/gcp_beam_pubsub_bigquery

GCP dataflow project that consume pubsub events, process the data, save data to big query and perform streaming analytic

Primary LanguagePython

GCP with Dataflow - PubSub - BigQuery

Description

This Python project set up the following working components on Google Cloud Platform (GCP)

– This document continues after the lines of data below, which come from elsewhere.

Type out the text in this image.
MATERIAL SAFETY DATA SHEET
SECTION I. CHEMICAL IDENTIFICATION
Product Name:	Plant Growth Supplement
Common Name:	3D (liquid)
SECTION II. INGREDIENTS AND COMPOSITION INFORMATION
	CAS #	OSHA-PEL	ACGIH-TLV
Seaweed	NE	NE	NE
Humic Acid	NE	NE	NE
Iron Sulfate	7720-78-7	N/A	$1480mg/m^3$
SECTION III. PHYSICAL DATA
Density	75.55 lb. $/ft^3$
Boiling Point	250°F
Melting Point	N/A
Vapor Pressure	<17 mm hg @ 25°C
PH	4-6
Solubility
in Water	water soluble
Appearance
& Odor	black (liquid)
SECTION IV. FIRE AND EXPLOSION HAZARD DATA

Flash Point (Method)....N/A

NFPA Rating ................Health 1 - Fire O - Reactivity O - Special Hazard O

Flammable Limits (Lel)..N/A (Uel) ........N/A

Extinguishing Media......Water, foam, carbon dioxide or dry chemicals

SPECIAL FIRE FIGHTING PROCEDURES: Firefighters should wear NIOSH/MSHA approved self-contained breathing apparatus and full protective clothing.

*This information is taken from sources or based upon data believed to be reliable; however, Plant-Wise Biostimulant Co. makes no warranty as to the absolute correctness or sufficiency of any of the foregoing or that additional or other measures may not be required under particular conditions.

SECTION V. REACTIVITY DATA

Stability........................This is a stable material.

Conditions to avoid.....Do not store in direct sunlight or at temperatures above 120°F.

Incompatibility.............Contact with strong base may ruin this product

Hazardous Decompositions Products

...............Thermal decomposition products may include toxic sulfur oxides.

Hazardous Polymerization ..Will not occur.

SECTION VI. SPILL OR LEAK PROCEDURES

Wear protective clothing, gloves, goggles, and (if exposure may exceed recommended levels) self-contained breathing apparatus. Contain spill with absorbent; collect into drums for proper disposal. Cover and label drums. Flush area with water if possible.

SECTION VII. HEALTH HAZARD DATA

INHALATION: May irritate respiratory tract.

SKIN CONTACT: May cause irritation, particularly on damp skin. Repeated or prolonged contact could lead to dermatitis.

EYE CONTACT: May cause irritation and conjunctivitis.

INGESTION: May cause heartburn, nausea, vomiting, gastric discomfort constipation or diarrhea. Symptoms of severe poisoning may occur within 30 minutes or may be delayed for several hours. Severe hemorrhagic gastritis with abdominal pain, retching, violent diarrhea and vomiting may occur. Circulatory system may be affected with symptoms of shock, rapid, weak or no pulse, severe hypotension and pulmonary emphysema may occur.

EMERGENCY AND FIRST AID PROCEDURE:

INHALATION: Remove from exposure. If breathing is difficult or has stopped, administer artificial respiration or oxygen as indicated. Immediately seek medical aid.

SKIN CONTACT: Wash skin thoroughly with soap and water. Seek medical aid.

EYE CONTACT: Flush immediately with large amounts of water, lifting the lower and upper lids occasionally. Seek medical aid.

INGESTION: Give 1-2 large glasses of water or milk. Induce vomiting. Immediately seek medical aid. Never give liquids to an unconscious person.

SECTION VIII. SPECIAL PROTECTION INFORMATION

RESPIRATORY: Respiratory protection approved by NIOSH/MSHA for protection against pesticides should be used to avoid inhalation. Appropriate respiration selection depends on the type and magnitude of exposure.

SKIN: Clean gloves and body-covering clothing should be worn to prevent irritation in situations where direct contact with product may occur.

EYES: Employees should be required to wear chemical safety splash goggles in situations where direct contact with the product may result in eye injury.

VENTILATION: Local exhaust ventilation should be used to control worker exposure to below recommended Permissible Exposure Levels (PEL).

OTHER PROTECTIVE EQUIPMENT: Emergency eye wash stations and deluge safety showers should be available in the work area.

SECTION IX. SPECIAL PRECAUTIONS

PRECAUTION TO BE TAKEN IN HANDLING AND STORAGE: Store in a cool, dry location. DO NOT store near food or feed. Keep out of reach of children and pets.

  • Publishing messages name, action, and created_at timestamp to a GCP topic

  • Subscribing the messages to from the topic's subscription and print out the msg

  • An apache beam dataflow that perform the following tasks

    • accepts input arguments to listen to a GCP topic or subscription
    • accepts input arguments to save the event data to big query with some data transformation
    • perform streaming analytic with a 10-second window and 30 minute allowed lateness watermark
    • the streaming analytic aggregate the number of time a name is mentioned within the window and print it out

Prerequisites

In order to run this code, you will need the following set up

  • A working GCP project with BigQuery, PubSub, and Dataflow enabled
  • Install and initialize GCP Cloud SDK: https://cloud.google.com/sdk/docs/
  • A service account that have the appropriate permission to read and write to the above services
  • Without the service account, you can use the default google credentials as well
  • In BigQuery console window, create a dataset named "CoreTest" and a table named "dataflow_mvp"
  • The table schema can be referred inside mvp.py file toward the end of the source code
  • Create a .env file with the following keys
    • GCP_DEFAULT_CREDENTIALS=the absolute path of your credential json file
    • TOPIC_ID=GCP topic id name only
    • SUBSCRIPTION_ID=GCP subscription id name only

Structure

  • pubSubMessage folder contain two python files

    • publish.py is used to publish events to a topic
    • subscribe.py is used to subscribe events from the topic's subscription
  • mvp.py is an apache beam code which retrieves data from the subscription or a topic

    • it allows watermark and 30 minute lateness
    • it processes created_at format so that big query can accept as streaming insert
    • it saves the output to bigquery to CoreTest.dataflow_mvp
    • it aggregates name and number of action per name per window batch and print it out
  • Dataflow getting started example provided from Apache Beam

Usages

This section assumes you already complete all the prerequisites mentioned above From this point, we will simulate all the components using Terminal interface. The dataflow will also run via DirectRunner instead of deploying to GCP dataflow. You can deploy the apache beam code to dataflow runner if you prefer. Make sure to provide the appropriate credentials. Refer to Dataflow Python Quickstart

  • After turning on virtualenv and install the dependencies, turn on the component to publish events

    cd pubSubMessages
    python publish.py
    
  • Optional: In a different window, turn on the component to subscribe to the events

    cd pubSubMessgaes
    python subscribe.py
    
  • To turn on dataflow runner, first provide default GCP credentials to your terminal window

    export GOOGLE_APPLICATION_CREDENTIALS="<absolute path of the credential json file>"
    
  • then run the dataflow with DirectRunner

    python -m mvp --output_table <project-id>:<dataset-id>.<table-id> --input_subscription projects/<project-id>/subscriptions/<subscription-id> 
    

Deploy on GCP

  • More detail from GCP Flex Template example

  • Set shell environment variables

    export REGION="us-central1"
    export SUBSCRIPTION="<your_subscription_name>"
    export PROJECT="<your_project_name>"
    export DATASET="<your_dataset_name>"
    export TABLE="<your_table_name"
    export BUCKET="<you_gcp_storage_bucket_name>"
    
  • Docker Build the template. In this case, the image name is tri-beam

    export TEMPLATE_IMAGE="gcr.io/$PROJECT/dataflow/tri-beam:latest"
    gcloud builds submit --tag "$TEMPLATE_IMAGE"
    
  • Create the template json. In this case, the template json file name is tri-beam

    export TEMPLATE_PATH="gs://$BUCKET/test/templates/tri-beam.json"
    gcloud dataflow flex-template build $TEMPLATE_PATH \
      --image "$TEMPLATE_IMAGE" \
      --sdk-language "PYTHON" \
      --metadata-file "metadata.json"
    
  • Running Dataflow flex template. In this case, the job name is tri-beam-

    gcloud dataflow flex-template run "tri-beam-`date +%Y%m%d-%H%M%S`" \
      --template-file-gcs-location "$TEMPLATE_PATH" \
      --parameters input_topic="projects/$PROJECT/topics/$TOPIC" \
      --parameters output_table="$PROJECT:$DATASET.$TABLE" \
      --region "$REGION"